Controller or processor
When processing personal data, an individual or an organisation will act as either a data controller or a data processor.
Determining your relationship to the data you process is essential to maintaining compliance as both controllers and processors have responsibilities in relation to personal data.
Data Controller
Data protection legislation defines a data controller as "the natural or legal person, public authority, agency or other body which, alone or jointly with others, determines the purposes and means of the processing of personal data".
In simple terms, the data controller decides what personal data to collect and why. The data controller also has ultimate responsibility over the personal data.
The ICO provides a checklist for determining whether an individual or the organisation they work for is data controller.
If any of the following apply, you/your organisation are likely the controller:
☐ You decided to collect or process the personal data.
☐ You decided what the purpose or outcome of the processing was to be.
☐ You decided what personal data should be collected.
☐ You decided which individuals to collect personal data about.
☐ You obtain a commercial gain or other benefit from the processing, except for any payment for services from another controller.
☐ You are processing the personal data as a result of a contract between us and the data subject.
☐ The data subjects are your employees.
☐ You make decisions about the individuals concerned as part of or as a result of the processing.
☐ You exercise professional judgment in the processing of the personal data.
☐ You have a direct relationship with the data subjects.
☐ You have complete autonomy as to how the personal data is processed.
☐ You have appointed the processors to process the personal data on our behalf.
You might share controller duties with another individual or organisation (joint data controllers) if:
☐ You have a common objective with others regarding the processing.
☐ You are processing the personal data for the same purpose as another controller.
☐ You are using the same set of personal data (eg one database) for this processing as another controller.
☐ You have designed this process with another controller.
☐ You have common information management rules with another controller.
Data Processor
Data Protection legislation defines a data processor as "a natural or legal person, public authority, agency or other body which processes personal data on behalf of the controller".
A data processor is usually a third party (separate from the data controller) that collects, uses, or manages data based solely on instructions from the data controller.
A data processor can be held liable for mismanagement of personal data, so it is important that they understand and appropriately follow their obligations as laid out by both Data Protection legislation and the data controller.

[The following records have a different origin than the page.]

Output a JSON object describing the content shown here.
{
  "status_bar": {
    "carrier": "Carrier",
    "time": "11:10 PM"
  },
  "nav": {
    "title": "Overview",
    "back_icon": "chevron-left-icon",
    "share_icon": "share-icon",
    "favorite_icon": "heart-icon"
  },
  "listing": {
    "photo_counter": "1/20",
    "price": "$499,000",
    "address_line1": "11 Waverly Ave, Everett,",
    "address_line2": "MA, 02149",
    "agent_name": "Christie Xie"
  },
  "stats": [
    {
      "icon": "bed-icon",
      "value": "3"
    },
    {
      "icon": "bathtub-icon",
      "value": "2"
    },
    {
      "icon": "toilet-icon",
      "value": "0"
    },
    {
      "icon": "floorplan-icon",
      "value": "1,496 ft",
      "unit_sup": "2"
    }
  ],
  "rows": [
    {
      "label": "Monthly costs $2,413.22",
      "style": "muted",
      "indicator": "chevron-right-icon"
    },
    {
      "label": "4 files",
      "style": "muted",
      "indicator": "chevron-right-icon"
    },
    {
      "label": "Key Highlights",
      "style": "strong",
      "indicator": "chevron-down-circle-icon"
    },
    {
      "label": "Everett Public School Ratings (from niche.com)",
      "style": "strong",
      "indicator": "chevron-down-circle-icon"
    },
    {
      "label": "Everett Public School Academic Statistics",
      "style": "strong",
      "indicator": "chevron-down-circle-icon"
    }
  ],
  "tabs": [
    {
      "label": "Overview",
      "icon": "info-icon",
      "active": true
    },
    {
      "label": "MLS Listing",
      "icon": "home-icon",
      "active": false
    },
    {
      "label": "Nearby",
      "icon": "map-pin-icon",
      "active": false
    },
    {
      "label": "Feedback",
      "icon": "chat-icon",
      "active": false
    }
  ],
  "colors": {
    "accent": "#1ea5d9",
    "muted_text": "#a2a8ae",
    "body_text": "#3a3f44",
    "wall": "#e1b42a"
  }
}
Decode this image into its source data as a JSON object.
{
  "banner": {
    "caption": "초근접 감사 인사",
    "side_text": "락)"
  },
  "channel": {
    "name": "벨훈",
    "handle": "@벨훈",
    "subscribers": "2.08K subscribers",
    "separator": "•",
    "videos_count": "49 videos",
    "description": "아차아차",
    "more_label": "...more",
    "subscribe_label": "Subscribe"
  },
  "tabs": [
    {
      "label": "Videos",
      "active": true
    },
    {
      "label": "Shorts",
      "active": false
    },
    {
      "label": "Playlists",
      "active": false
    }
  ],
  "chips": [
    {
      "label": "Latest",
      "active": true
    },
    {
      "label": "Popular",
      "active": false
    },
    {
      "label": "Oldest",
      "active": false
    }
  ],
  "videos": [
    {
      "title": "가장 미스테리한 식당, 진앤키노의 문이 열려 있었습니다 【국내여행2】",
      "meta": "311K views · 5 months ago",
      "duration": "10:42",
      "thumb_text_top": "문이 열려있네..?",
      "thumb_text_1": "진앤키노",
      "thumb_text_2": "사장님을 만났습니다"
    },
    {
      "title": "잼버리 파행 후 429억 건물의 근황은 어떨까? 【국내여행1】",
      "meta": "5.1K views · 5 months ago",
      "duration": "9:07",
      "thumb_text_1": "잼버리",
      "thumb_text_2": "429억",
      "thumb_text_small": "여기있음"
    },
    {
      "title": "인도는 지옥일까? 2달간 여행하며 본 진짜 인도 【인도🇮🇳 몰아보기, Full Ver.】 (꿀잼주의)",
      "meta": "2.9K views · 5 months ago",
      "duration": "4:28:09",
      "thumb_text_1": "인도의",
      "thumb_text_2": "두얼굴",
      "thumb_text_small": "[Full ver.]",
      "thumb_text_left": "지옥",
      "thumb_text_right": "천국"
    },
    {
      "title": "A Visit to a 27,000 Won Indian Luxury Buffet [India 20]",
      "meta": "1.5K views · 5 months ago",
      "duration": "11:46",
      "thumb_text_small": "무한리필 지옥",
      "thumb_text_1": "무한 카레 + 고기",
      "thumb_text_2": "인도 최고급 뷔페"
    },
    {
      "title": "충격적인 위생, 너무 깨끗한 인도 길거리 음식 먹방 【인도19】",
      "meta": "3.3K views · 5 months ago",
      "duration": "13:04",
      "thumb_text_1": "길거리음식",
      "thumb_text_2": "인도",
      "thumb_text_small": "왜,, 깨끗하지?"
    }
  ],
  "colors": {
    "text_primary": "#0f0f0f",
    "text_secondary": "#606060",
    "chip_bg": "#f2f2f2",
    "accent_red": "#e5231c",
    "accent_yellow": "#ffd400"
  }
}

These responsibilities are usually set out in a contract between all parties, such as a Data Processing Agreement.
Some examples of third party data processors include:
- transcription or translation services
- online survey platforms
- cloud hosting services
The ICO provides a checklist for determining whether an individual or the organisation they work for are a data processor.
If any of the following apply, you are likely the processor:
☐ You are following instructions from someone else regarding the processing of personal data.
☐ You were given the personal data by a customer or similar third party, or told what data to collect.
☐ You do not decide to collect personal data from individuals.
☐ You do not decide what personal data should be collected from individuals.
☐ You do not decide the lawful basis for the use of that data.
☐ You do not decide what purpose or purposes the data will be used for.
☐ You do not decide whether to disclose the data, or to whom.
☐ You do not decide how long to retain the data.
☐ You may make some decisions on how data is processed, but implement these decisions under a contract with someone else.
☐ You are not interested in the end result of the processing.